The model of state control of the commanding heights of the economy is not one that China is pursuing. It is something quite different – and far more ruthless – that produced 10% growth rates for over 20 years, Japan in its most rapid post-war growth phase only managed about 7% growth. Take, for instance, the production of lithium-ion batteries. For a manufacturing economy, it is a good market to get into. Compared to say steel or shipbuilding it is higher value-added production. Having secure supplies of the major raw material means that it can undercut the competition when the spot price peaks, thus gaining market share. I think this is why China now dominates wind turbines (needing the rare earths for the magnets) and solar panels. At the same time, electric cars do not reduce CO2 emissions when 80% of the electric comes from coal, but it does both satisfy the rapidly rising demand for cars whilst constraining choking smog over the cities.
hunter
/ 16/01/2018Great article.
Too bad almost no one is addressing the two elephants in the room:
1, Is there a “global climate change crisis” to be concerned about?
2, will the proposed menu of so-called “mitigation policies” impact the “clinate crisis” in a positive way?
manicbeancounter
/ 16/01/2018Hunter,
I think that your two points can be put into a single question that is also more all-embracing.

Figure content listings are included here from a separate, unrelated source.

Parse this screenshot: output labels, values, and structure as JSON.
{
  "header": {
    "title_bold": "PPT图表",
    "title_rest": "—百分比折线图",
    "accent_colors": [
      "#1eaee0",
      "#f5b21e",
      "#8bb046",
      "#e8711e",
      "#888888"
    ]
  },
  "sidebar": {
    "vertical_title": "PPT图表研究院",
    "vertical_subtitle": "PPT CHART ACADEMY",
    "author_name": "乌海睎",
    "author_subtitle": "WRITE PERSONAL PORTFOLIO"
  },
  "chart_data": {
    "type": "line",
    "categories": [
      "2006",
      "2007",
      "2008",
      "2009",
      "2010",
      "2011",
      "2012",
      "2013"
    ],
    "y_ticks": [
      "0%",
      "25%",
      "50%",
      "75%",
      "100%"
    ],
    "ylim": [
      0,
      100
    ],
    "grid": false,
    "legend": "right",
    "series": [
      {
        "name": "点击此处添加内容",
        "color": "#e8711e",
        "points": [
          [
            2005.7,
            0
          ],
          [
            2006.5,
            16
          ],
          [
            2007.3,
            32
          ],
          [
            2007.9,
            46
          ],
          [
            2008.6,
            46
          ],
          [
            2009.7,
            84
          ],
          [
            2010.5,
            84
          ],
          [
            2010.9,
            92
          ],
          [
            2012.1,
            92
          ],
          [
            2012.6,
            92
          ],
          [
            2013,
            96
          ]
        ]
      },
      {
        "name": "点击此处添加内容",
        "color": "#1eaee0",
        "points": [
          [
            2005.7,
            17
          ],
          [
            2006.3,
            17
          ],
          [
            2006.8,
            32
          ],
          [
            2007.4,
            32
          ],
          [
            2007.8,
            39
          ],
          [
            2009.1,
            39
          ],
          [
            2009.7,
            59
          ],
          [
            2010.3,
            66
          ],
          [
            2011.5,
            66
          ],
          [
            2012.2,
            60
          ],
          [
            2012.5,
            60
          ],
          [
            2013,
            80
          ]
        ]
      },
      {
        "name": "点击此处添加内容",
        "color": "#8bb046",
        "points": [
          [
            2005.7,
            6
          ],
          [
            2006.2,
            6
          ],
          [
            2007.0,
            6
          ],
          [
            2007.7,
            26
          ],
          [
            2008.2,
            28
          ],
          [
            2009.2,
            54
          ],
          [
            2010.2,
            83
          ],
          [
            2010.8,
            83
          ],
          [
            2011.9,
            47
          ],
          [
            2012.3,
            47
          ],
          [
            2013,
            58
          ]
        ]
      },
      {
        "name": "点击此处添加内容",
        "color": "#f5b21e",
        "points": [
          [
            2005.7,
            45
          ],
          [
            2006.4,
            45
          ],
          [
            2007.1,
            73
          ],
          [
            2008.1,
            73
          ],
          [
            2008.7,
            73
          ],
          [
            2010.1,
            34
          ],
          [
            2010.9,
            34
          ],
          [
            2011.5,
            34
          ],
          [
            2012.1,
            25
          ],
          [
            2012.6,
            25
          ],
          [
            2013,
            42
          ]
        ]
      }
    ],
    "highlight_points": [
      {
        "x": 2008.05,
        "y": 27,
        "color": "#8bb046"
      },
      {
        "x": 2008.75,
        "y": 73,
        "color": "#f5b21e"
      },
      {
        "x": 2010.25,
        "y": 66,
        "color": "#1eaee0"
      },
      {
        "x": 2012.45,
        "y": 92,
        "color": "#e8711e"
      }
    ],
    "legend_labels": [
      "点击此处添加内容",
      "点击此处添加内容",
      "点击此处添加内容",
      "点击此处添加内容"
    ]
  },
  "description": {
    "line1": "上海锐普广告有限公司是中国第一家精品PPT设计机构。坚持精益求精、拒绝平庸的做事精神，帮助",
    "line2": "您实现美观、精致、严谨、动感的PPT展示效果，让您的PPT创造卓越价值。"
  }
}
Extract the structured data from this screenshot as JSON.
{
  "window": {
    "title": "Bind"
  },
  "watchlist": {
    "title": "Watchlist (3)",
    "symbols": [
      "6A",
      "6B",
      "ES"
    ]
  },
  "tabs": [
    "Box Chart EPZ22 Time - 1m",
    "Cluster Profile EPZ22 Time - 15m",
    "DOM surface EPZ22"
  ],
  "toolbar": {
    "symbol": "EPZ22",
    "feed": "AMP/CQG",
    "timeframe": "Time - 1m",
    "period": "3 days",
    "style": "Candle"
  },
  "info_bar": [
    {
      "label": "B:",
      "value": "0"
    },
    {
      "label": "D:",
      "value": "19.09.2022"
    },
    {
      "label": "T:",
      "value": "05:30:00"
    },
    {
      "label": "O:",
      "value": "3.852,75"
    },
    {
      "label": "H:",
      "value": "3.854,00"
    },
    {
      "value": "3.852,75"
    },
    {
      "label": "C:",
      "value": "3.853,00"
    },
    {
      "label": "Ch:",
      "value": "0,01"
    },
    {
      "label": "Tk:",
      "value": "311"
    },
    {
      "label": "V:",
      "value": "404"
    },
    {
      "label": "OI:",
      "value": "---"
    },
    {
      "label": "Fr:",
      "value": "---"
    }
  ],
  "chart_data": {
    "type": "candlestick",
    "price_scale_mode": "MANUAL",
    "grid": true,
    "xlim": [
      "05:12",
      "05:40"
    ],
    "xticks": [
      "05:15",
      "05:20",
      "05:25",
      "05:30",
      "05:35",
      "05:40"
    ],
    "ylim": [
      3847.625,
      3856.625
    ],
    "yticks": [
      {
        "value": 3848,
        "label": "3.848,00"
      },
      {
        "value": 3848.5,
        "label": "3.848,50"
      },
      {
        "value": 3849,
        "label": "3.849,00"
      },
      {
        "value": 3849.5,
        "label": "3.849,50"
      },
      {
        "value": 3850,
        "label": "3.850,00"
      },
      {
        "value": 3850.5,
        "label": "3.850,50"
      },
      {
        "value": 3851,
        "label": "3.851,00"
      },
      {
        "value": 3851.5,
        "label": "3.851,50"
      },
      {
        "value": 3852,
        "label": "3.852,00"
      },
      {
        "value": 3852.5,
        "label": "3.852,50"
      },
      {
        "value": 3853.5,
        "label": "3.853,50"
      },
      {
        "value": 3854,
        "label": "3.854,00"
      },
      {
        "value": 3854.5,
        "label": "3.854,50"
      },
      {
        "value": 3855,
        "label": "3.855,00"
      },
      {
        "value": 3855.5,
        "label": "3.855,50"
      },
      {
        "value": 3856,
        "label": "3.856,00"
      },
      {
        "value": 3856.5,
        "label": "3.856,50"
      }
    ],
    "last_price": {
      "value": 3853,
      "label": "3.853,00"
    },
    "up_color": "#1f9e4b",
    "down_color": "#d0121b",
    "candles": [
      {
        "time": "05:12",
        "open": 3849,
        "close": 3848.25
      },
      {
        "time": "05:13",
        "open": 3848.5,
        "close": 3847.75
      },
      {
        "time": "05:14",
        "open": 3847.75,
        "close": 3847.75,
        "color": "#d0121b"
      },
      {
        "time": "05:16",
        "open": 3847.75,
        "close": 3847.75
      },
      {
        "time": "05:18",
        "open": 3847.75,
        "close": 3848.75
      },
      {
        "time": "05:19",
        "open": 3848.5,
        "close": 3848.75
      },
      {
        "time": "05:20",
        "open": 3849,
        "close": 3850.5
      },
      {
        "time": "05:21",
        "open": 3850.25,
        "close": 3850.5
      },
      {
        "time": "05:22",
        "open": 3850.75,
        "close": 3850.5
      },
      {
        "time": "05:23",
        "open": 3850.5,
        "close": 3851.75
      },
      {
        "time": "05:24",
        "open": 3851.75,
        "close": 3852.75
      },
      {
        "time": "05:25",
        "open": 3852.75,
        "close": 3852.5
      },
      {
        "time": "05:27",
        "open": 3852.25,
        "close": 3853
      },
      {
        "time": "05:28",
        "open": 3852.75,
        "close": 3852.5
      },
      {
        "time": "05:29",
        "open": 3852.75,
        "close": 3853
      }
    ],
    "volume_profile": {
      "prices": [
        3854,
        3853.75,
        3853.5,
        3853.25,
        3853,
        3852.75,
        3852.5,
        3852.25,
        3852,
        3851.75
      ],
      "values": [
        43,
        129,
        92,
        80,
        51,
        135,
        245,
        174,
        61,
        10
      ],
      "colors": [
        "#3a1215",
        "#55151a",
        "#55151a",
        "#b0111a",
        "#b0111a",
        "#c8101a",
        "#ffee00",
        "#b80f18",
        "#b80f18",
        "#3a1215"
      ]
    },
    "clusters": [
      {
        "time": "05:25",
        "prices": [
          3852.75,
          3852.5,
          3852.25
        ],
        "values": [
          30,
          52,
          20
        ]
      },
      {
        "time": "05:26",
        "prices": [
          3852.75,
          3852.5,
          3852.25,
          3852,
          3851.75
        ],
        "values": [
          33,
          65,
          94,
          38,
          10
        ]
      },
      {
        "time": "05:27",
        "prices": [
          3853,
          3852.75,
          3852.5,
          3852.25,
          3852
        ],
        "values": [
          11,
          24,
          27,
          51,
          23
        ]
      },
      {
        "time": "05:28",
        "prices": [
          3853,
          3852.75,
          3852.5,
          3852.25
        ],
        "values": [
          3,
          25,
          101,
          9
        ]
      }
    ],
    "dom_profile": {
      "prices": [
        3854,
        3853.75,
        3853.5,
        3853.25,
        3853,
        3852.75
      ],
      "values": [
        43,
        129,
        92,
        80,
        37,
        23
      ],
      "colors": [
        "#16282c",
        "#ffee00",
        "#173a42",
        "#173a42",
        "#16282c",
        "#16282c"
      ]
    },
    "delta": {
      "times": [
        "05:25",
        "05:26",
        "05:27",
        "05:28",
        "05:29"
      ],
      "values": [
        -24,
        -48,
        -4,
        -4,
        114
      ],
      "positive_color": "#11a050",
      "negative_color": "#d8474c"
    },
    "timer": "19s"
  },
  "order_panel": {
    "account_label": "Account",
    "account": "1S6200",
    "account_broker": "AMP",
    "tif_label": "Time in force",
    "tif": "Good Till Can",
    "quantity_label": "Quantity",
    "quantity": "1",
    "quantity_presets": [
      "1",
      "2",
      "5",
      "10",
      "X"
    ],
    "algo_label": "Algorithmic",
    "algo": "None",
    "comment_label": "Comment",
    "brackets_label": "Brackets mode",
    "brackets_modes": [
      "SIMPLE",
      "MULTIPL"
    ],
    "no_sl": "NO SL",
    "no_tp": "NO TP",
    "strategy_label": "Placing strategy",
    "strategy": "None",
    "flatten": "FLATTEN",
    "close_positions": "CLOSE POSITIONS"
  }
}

This can be applied to many areas of policy. For instance, many individuals or small charities over the years have realized that they are unable to solve global poverty. But they have successfully put in place local programs in some of the poorest countries that have made a huge difference to some people’s lives that far outstrips the cost. In terms of climate, suppose there is CAGW on the way, caused by rising GHG emissions. The evidence might not back CAGW, but look at the what-if scenarios. Clearly, reducing global GHG emissions is not possible, as the repeated failures to implement policies testify. But proper scientists will recognize that with finite resources, the best way for them to reduce the catastrophic consequences of warming is to successfully predict roughly when, where and the magnitude of those catastrophes. For instance, one of the easiest should be sea-level rise. They should recognize that IPCC’s best estimate is for up to 85cm by the end of the century. So sea defenses to guard against any rise over the next thirty years only need to be 30cm or less than currently. To say otherwise is to waste money on false alarmism. It is similar to a doctor when diagnosing cancer, failing to reassure a patient who thinks they will die in a few weeks, when it is likely that with treatment they could either be clear, or live for years.
The issue for alarmists is that in defining better the scope of the CAGW issue might find that the catastrophic part is of their collective imagination.